Example Key-Value Pairs
esha_notifications: [notif1, notif2, notif3]
esha_profile_views: 350
Flow:
Redis ensures Esha’s real-time notifications and session data load instantly, enhancing her user experience.
How These Databases Work Together
Here’s a simplified flow of how LinkedIn, with Esha’s profile, utilizes multiple databases:
- User Data (Relational Database):
Esha’s structured data, like her profile and job applications, are stored in PostgreSQL. - User Content (NoSQL Database):
Posts, multimedia uploads, and messages are stored in MongoDB. - Engagement Analytics (Column Database):
Amazon Redshift analyzes engagement metrics to identify trends. - Connections (Graph Database):
Neo4j manages Esha’s professional network and suggests new connections. - Real-Time Data (Key-Value Database):
Redis provides instant access to notifications and session data.
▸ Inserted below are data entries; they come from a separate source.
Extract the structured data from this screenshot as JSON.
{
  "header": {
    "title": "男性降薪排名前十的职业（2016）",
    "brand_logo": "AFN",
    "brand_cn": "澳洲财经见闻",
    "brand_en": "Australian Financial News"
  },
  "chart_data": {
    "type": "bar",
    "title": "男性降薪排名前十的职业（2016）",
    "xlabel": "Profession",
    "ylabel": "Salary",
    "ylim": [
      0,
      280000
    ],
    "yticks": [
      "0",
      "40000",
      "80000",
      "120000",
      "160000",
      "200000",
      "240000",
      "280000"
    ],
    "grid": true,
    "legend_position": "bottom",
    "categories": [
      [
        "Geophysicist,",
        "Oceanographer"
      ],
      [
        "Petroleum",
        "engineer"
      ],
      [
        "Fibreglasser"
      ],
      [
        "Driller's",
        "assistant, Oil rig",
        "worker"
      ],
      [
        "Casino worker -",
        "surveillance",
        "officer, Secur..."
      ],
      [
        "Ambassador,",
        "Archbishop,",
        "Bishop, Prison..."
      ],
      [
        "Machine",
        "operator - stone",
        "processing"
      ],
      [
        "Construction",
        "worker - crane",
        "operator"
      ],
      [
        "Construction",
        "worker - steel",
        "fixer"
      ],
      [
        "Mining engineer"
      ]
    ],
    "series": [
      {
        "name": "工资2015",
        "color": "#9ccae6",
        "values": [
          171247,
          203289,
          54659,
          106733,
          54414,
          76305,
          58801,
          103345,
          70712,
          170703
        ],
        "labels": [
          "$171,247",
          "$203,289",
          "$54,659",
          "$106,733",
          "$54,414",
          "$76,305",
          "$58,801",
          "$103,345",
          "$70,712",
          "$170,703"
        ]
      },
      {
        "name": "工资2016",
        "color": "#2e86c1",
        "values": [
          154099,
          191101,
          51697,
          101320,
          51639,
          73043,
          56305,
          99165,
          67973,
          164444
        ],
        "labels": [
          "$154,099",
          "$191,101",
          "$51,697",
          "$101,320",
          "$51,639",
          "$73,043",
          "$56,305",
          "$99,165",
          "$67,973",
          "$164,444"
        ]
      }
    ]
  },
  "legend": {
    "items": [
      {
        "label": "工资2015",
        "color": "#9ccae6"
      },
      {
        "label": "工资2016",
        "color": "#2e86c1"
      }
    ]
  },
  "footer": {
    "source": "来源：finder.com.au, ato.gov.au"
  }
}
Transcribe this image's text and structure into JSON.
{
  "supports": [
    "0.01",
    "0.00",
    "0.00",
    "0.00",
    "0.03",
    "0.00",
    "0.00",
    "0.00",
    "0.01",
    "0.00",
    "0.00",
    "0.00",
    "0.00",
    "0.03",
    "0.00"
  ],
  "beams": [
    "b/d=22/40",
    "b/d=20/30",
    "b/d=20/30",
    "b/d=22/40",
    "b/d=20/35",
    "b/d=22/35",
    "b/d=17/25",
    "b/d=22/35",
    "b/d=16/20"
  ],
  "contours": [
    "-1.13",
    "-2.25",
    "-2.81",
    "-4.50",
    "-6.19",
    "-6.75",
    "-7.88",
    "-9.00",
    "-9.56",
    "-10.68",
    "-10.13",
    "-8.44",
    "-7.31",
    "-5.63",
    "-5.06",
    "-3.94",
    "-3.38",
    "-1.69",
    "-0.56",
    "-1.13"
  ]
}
Real-Life Flow Example: Esha Logs In
- Login (Redis):
Redis retrieves Esha’s active session and notifications. - Feed Loading (PostgreSQL & MongoDB):
Her feed displays posts from her connections, combining structured and multimedia data. - Friend Suggestions (Neo4j):
LinkedIn suggests new connections based on Esha’s current network. - Post Analytics (Amazon Redshift):
The platform uses analytics to show her how well her latest post is performing.
Why Use Multiple Databases?
Each database type has unique strengths:
- Relational databases ensure data integrity and support complex queries.
- NoSQL databases handle unstructured data like multimedia.
- Column databases provide powerful analytics for user engagement.
- Graph databases manage and explore complex relationships.
- Key-value stores deliver real-time data for caching and notifications.
By integrating these databases, LinkedIn provides a seamless, fast, and feature-rich user experience for profiles like Esha Manyam’s.
Conclusion
Understanding how different databases complement each other is essential for designing scalable applications. Whether it’s storing structured user data, handling unstructured multimedia, or providing real-time updates, each database plays a vital role.